И Талий отделался лишь письмом из милиции на работу с рекомендацией принять меры административно-воспитательного характера: тогда очень в ходу были подобные письма.
Директор музея Ирина Аркадьевна даже очки сняла, перечитывая это письмо, словно с помощью своей близорукости могла прочесть не то, что увидела ясным зрением сквозь очки.
– Поверить не могу! – сказала она. – Вы?!
– Ничего особенного, – сказал Талий. – Просто соседи склочные нажаловались в милицию, у одной старушки племянник милиционер, вот он и постарался.
– Да, да… Но мы должны реагировать как-то. Тут написано: о принятых мерах общественного воздействия сообщить – и адрес.
– Напишите, что объявили мне выговор. Проверять никто не будет.
– А вдруг? Нет, выговор дело серьезное, я тогда должна его на самом деле объявить. Лучше – ну, какое-нибудь общественное порицание на собрании коллектива, хорошо? Но как бы им этого мало не показалось?
– Тогда уж лучше выговор, – сказал Талий.
– Вам легко говорить! – рассердилась и расстроилась бедная Ирина Аркадьевна. – А мне – решать!
Страдая, она пошла-таки на подлог: отписала в милицию, что работнику музея мл. научному сотруднику Белову В.П. объявлен выговор и он лишен премиальных. На самом деле выговора не было, а о каких-то премиальных в музее и говорить смешно. Но в милиции бумажку съели не подавившись. Об одном просила сердечно Ирина Аркадьевна: чтоб больше таких недоразумений не было.

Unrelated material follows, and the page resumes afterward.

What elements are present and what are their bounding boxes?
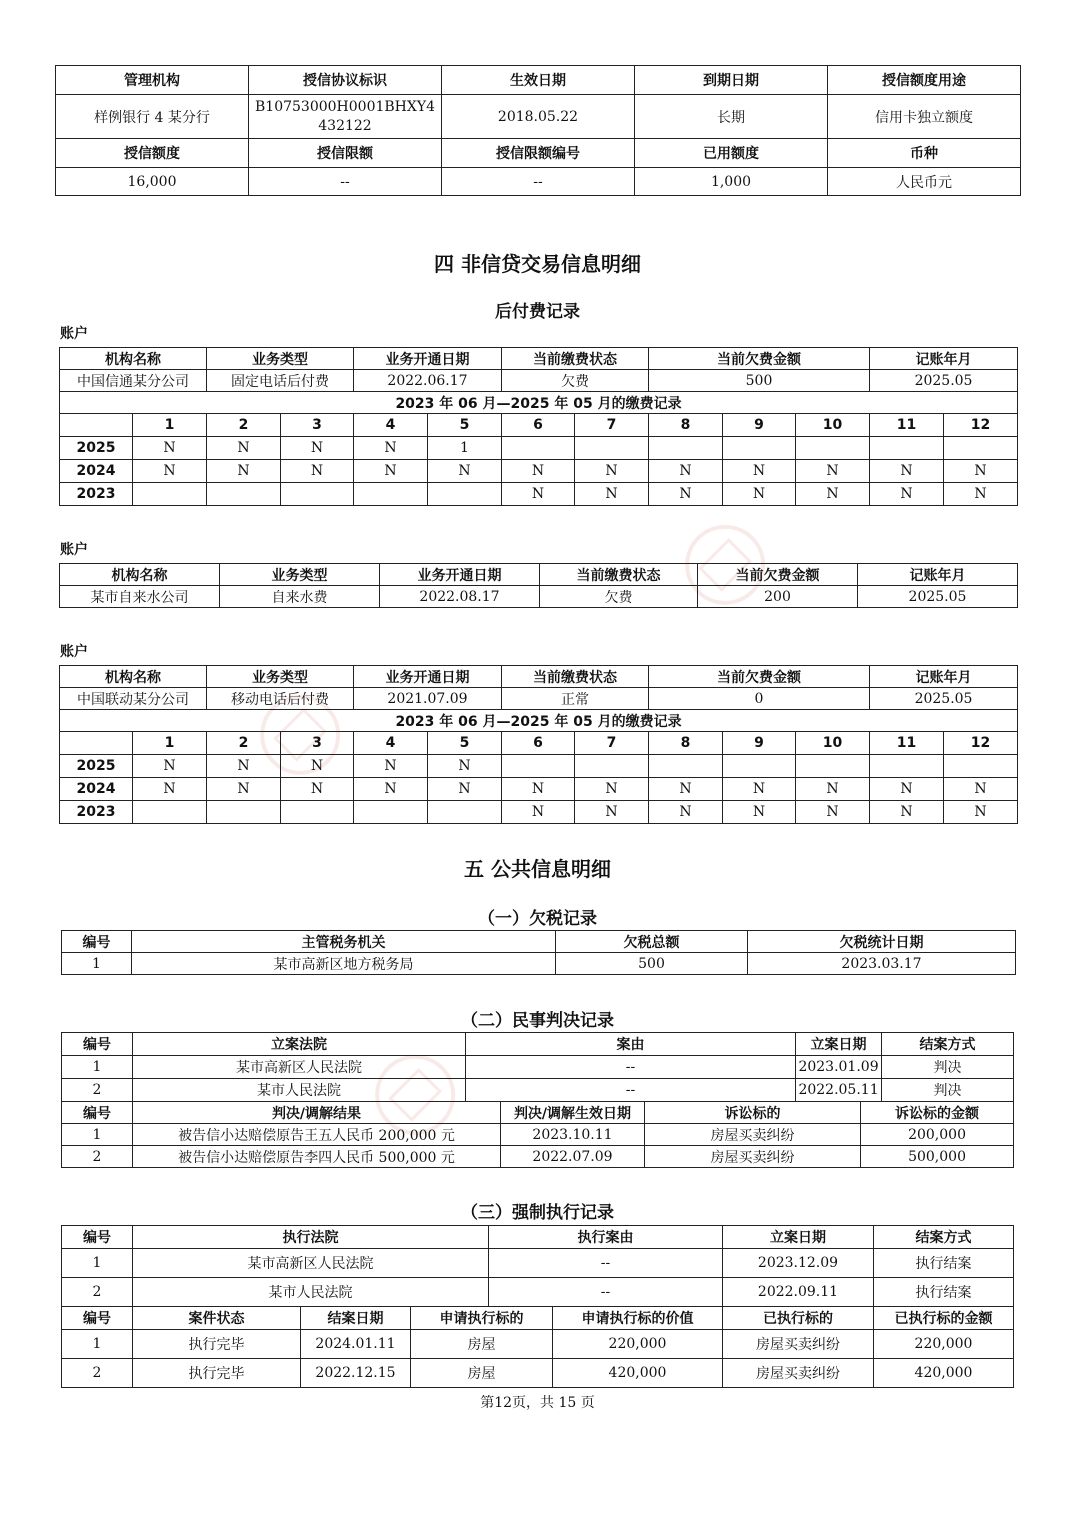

И их не стало. Отшумели шумные компании, а если кто заходил на огонек, Виталий просил иметь в виду склочных соседей.
И чуть было не воцарился в жизни его опасный порядок: на работе все гладко, пишет научные статьи, учится заочно в аспирантуре, диссертацию кандидатскую готовит на историко-этнографическую тему, но тут возникла Ленуся.
Возникла она вместе с Сославским. Сославский двух привел: эта, которая брюнетка, сказал, – Ленуся, а которая блондинка – Леночка. Я с Леночкой, а тебе – Ленуся. Если ты ей понравишься.
– Уже понравился, – сказала пьяненькая Ленуся. – Мне сегодня все нравятся.
И была ночь невинно-бессовестная (так обозначена она в памяти Талия), когда Ленуся куражилась над ним, радуясь безмерно его застенчивости и кричала Леночке, чтобы та пришла посмотреть, как большой и взрослый мальчик краснеет, когда с ним ничего особенного не делают. Леночка через некоторое время и впрямь пришла, сказала, что Сославский, сволочь, заснул и ей скучно. Присоединилась к Ленусе – чтобы с ней на пару скуку избывать.